New Study Proves EVs are More Sustainable
For years there's been a false narrative perpetuated by special interest groups that electric vehicles actually produce more greenhouse gases than the average internal combustion vehicle. However, a new study shows that this is not true -- over the entirety of its life cycle, an EV will release fewer greenhouse gases than a gas-powered car, even if plugged into a grid that's not producing its electricity from clean sources.
Why This Matters
While the actual manufacturing process of building EVs produces more emissions than a standard combustion engine, enhanced battery recycling could eventually close that gap.
As it stands, the US transportation industry is responsible for 28% of all greenhouse gas emissions, the largest of any sector, thus it’s crucial that we make the switch to EVs as quickly as possible.
California and the European Union already have plans to phase out internal combustion engines by 2035 but other states and nations must follow suit. With the results of this study, the forces trying to slow the transition to a green economy have one less false talking point at their disposal.
The Case for Electric Vehicles
Those opposed to the widespread use of EVs suggest that the vehicles are only as green as our sources of electricity -- and electricity generation still relies chiefly on burning fossil fuels.
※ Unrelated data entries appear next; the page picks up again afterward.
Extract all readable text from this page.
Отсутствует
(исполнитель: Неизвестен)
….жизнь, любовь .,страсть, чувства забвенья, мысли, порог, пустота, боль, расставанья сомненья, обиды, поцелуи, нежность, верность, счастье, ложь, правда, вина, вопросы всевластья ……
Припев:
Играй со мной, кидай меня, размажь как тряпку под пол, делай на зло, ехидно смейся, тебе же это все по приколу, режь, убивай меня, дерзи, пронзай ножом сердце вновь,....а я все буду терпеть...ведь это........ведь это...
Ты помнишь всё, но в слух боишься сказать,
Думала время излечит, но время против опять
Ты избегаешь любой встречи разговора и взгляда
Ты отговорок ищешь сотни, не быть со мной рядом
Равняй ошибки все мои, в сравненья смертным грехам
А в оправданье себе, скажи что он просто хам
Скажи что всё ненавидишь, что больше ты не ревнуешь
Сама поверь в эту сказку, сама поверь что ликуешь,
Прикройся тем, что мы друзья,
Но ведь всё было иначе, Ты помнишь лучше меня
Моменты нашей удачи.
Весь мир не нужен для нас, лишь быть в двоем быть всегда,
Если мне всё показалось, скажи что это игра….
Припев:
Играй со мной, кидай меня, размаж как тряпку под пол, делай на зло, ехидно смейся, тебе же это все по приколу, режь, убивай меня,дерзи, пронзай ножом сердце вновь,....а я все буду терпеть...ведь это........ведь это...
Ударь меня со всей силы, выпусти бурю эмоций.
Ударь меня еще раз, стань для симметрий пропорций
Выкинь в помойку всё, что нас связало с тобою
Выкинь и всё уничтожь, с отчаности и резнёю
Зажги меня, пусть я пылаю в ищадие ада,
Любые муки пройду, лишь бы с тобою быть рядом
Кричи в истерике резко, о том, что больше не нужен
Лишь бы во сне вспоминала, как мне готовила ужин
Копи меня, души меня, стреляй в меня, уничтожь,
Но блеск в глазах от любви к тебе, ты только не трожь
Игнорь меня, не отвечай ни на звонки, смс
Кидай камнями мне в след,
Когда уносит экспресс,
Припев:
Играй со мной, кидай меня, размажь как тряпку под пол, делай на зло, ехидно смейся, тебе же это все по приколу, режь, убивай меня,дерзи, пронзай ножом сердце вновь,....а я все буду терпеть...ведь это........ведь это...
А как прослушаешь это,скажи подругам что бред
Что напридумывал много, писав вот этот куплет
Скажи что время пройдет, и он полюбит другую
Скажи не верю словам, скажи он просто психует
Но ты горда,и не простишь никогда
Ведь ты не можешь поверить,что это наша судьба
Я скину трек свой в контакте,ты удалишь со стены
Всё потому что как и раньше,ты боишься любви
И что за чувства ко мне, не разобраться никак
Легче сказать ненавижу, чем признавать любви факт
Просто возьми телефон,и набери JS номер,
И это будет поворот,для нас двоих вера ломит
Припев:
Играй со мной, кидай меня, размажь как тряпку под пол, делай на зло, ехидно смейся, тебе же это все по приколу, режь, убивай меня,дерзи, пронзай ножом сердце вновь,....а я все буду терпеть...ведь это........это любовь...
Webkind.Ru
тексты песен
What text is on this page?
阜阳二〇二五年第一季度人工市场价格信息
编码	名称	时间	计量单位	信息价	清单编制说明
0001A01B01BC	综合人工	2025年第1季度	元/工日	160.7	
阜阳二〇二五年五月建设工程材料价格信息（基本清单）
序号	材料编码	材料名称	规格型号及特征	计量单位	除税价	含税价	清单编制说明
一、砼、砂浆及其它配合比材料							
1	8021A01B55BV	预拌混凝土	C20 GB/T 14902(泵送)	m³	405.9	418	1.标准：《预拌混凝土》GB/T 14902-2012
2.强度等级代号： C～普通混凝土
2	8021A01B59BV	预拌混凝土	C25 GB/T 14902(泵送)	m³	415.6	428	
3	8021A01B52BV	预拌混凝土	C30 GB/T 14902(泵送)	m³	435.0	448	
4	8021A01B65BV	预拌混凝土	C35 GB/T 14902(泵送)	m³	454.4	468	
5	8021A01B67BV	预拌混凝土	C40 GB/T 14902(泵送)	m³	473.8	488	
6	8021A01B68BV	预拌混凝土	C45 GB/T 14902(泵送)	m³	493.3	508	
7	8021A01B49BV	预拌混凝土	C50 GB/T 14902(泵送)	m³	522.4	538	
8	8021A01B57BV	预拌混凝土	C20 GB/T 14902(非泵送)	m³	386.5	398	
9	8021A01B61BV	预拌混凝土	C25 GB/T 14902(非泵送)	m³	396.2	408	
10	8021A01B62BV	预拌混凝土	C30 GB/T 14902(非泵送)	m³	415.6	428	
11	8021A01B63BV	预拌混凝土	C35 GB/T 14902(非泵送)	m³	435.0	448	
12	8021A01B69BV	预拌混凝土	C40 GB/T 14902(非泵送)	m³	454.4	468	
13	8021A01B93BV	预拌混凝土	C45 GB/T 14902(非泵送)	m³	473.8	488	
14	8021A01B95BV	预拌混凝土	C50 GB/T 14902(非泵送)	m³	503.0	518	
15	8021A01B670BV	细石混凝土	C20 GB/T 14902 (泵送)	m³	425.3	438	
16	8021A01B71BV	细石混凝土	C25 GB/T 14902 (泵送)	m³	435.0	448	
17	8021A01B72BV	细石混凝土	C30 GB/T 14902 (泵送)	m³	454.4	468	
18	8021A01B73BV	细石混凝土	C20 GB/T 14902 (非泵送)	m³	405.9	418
But this study, produced by the nonprofit research group, the International Council on Clean Transportation (ICCT), suggests that this argument doesn't hold true.
As Business Insider explained, during its lifetime, an EV in the US releases about 60% to 68% fewer carbon emissions than a traditional vehicle. Even in China and India -- countries that rely heavily on coal-power -- electric cars produce between 37% to 45% and 19% to 34% fewer greenhouse gases, respectively.
Combustion engine vehicles of any kind are not able to deliver the greenhouse gas reductions we need to live with climate change. That’s a global finding, therefore we need globally to phase out combustion engine cars.